1. See figures 7-21 & 7-22 - the enzyme RUBP carboxylase/oxygenase works differently depending on the relative
concentrations of carbon dioxide and oxygen:
a. At high carbon dioxide levels it fixes carbon (carboxylase)
b. At low concentrations of carbon dioxide it acts as an oxygenase, consuming oxygen and releasing carbon dioxide
(rather than fixing it)
c. This is called photorespiration
2. Photorespiration is a common phenomenon in C3 plants
a. As much as 50% of the fixed carbon may be reoxidized to oxygen, making C3 photosynthesis inefficient
b. When it is hot and/or dry they must close their stomates
c. This cuts off the supply of carbon dioxide so photorespiration increases
3. C4 plants are well adapted to high light intensities, high temperatures and dry conditions - photorespiration is nearly
absent in them
a. This is because the enzyme PEP carboxylase takes the place of the RUBP carboxylase/oxygenase found in C3 plants
b. C4 grasses have net photosynthetic rates 2-3 greater than C3 plants.

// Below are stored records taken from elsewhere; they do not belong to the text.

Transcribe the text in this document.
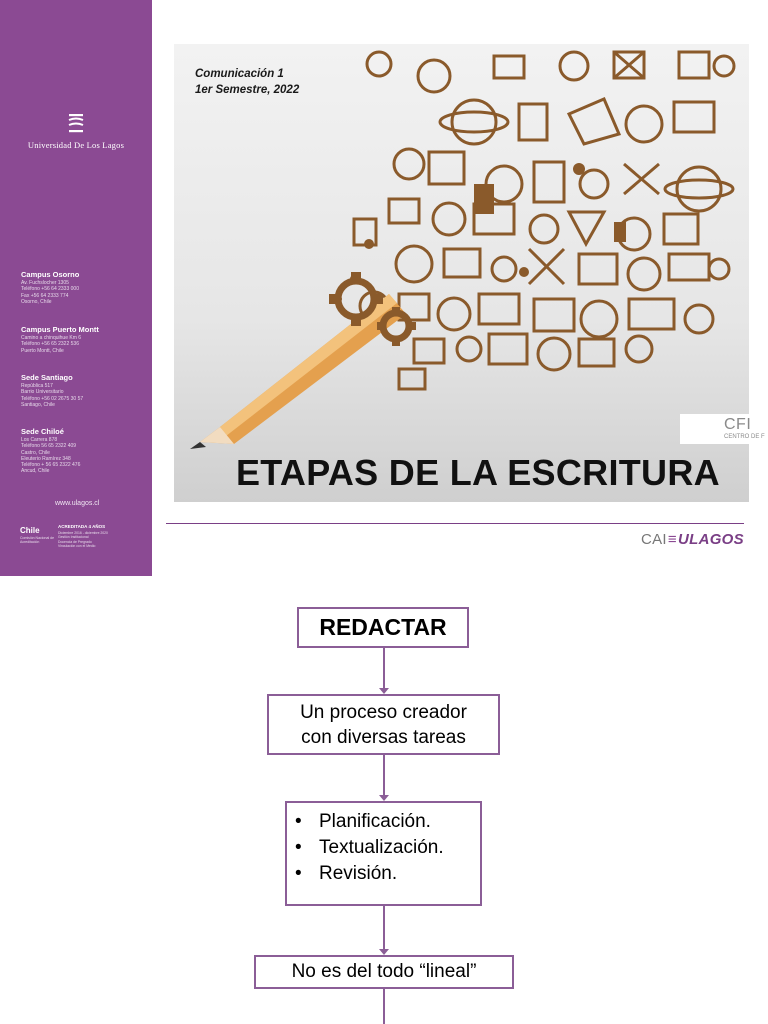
Universidad De Los Lagos
Campus Osorno
Av. Fuchslocher 1305
Teléfono +56 64 2333 000
Fax +56 64 2333 774
Osorno, Chile
Campus Puerto Montt
Camino a chinquihue Km 6
Teléfono +56 65 2322 536
Puerto Montt, Chile
Sede Santiago
República 517
Barrio Universitario
Teléfono +56 02 2675 30 57
Santiago, Chile
Sede Chiloé
Los Carrera 878
Teléfono 56 65 2322 409
Castro, Chile
Eleuterio Ramírez 348
Teléfono + 56 65 2322 476
Ancud, Chile
www.ulagos.cl
Chile
Comisión Nacional de Acreditación
ACREDITADA 4 AÑOS
Diciembre 2016 - diciembre 2020
Gestión Institucional
Docencia de Pregrado
Vinculación con el Medio
Comunicación 1
1er Semestre, 2022
ETAPAS DE LA ESCRITURA
CFI
CENTRO DE F
CAI≡ULAGOS
REDACTAR
Un proceso creador
con diversas tareas
• Planificación.
• Textualización.
• Revisión.
No es del todo “lineal”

4. c. Note the distribution of C4 grasses in North America on p. 147. There are many more C4 species in the hotter and
drier areas
d. Many of our most important crops are C4 plants, e.g. corn and sugarcane
e. Crabgrass is also a C4 plant and it tends to overtake traditional C3 lawn grasses as the summer gets hotter and drier
II. CAM photosynthesis
A. Many succulent plants, e.g. cacti, have a system very similar to C4 plants
B. It is called CAM (crassulacean acid metabolism) because it was discovered in members of the stone crop family, the
Crassulaceae
C. To prevent water loss they open their stomates at night and accumulate carbon as malate like C4 plants
D. The malate is converted to malic acid and stored until the following day
E. It is then decarboxylated and the carbon enter the Calvin cycle.